Asrımızın başında İstanbul Bahçekapı’da ünlü bir terzihanenin sahibi olup bütün İstanbul’un kalburüstü zenginlerini giyindiren Macar bir terzi vardı: Mösyö Back. Devrin en ünlü kulübü Circle Dorian’ın (Sirkıldoryan) devamlı müşterilerinden olan Mösyö Back bir gece toplantı hâlinde bulunan İngiliz, Fransız, Alman, İtalyan, Rum, Ermeni ve Yahudi dostlarına şu sözleri söylemişti:
- Efendiler!
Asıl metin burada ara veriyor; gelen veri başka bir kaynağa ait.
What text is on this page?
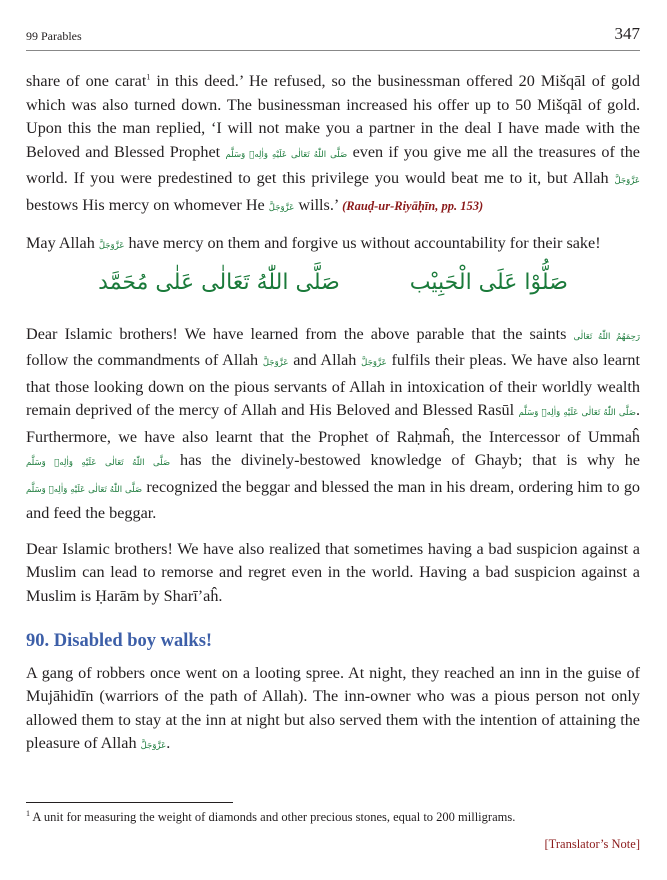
99 Parables	347

share of one carat$^1$ in this deed.’ He refused, so the businessman offered 20 Mišqāl of gold which was also turned down. The businessman increased his offer up to 50 Mišqāl of gold. Upon this the man replied, ‘I will not make you a partner in the deal I have made with the Beloved and Blessed Prophet صَلَّى اللّٰهُ تَعَالٰى عَلَيْهِ وَاٰلِهٖ وَسَلَّم even if you give me all the treasures of the world. If you were predestined to get this privilege you would beat me to it, but Allah عَزَّوَجَلَّ bestows His mercy on whomever He عَزَّوَجَلَّ wills.’ (Rauḍ-ur-Riyāḥīn, pp. 153)

May Allah عَزَّوَجَلَّ have mercy on them and forgive us without accountability for their sake!

صَلُّوْا عَلَى الْحَبِيْب
صَلَّى اللّٰهُ تَعَالٰى عَلٰى مُحَمَّد

Dear Islamic brothers! We have learned from the above parable that the saints رَحِمَهُمُ اللّٰهُ تَعَالٰى follow the commandments of Allah عَزَّوَجَلَّ and Allah عَزَّوَجَلَّ fulfils their pleas. We have also learnt that those looking down on the pious servants of Allah in intoxication of their worldly wealth remain deprived of the mercy of Allah and His Beloved and Blessed Rasūl صَلَّى اللّٰهُ تَعَالٰى عَلَيْهِ وَاٰلِهٖ وَسَلَّم. Furthermore, we have also learnt that the Prophet of Raḥmaĥ, the Intercessor of Ummaĥ صَلَّى اللّٰهُ تَعَالٰى عَلَيْهِ وَاٰلِهٖ وَسَلَّم has the divinely-bestowed knowledge of Ghayb; that is why he صَلَّى اللّٰهُ تَعَالٰى عَلَيْهِ وَاٰلِهٖ وَسَلَّم recognized the beggar and blessed the man in his dream, ordering him to go and feed the beggar.

Dear Islamic brothers! We have also realized that sometimes having a bad suspicion against a Muslim can lead to remorse and regret even in the world. Having a bad suspicion against a Muslim is Ḥarām by Sharī’aĥ.

90. Disabled boy walks!

A gang of robbers once went on a looting spree. At night, they reached an inn in the guise of Mujāhidīn (warriors of the path of Allah). The inn-owner who was a pious person not only allowed them to stay at the inn at night but also served them with the intention of attaining the pleasure of Allah عَزَّوَجَلَّ.

$^1$ A unit for measuring the weight of diamonds and other precious stones, equal to 200 milligrams.
[Translator’s Note]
Ticarethanemde tezgâhtarlık eden bir Türk vardı. Kendisini askere çağırdılar. Giderken, daha evvelden ticarethanemden aldığı on beş lira borcu veremeyeceği için özür diledi ve harpten döndüğü vakit ödemek üzere benden mühlet istedi. Elden ne gelir, ben de razı oldum ve bu parayı unuttum. Umumî Harp (I. Dünya Savaşı) bittikten bir müddet sonra genç bir delikanlı ziyaretime geldi ve tezgâhtarın oğlu olduğunu söyleyerek,
- Babam harpte şehit düştü. Vasiyeti mucibince size olan borcunu getirdim, dedi. Ardından da borcu daha evvel ödeyemediği için özür diledi. Ben duygulanmıştım. Parayı almamakta ısrar ettim. O zaman delikanlı pek üzüldü ve: Bu babamın vasiyetidir, dedi. Eğer almazsanız ruhu muazzep olur. Üstelik benim için bir namus borcu sayılır...
Sözlerinin burasında Mösyö Back’in gözleri yaşarmış ve bir müddet bekledikten sonra şunları demişti: Efendiler!.. Dünyanın en asil, en doğru, en namuslu milleti Türk milletidir.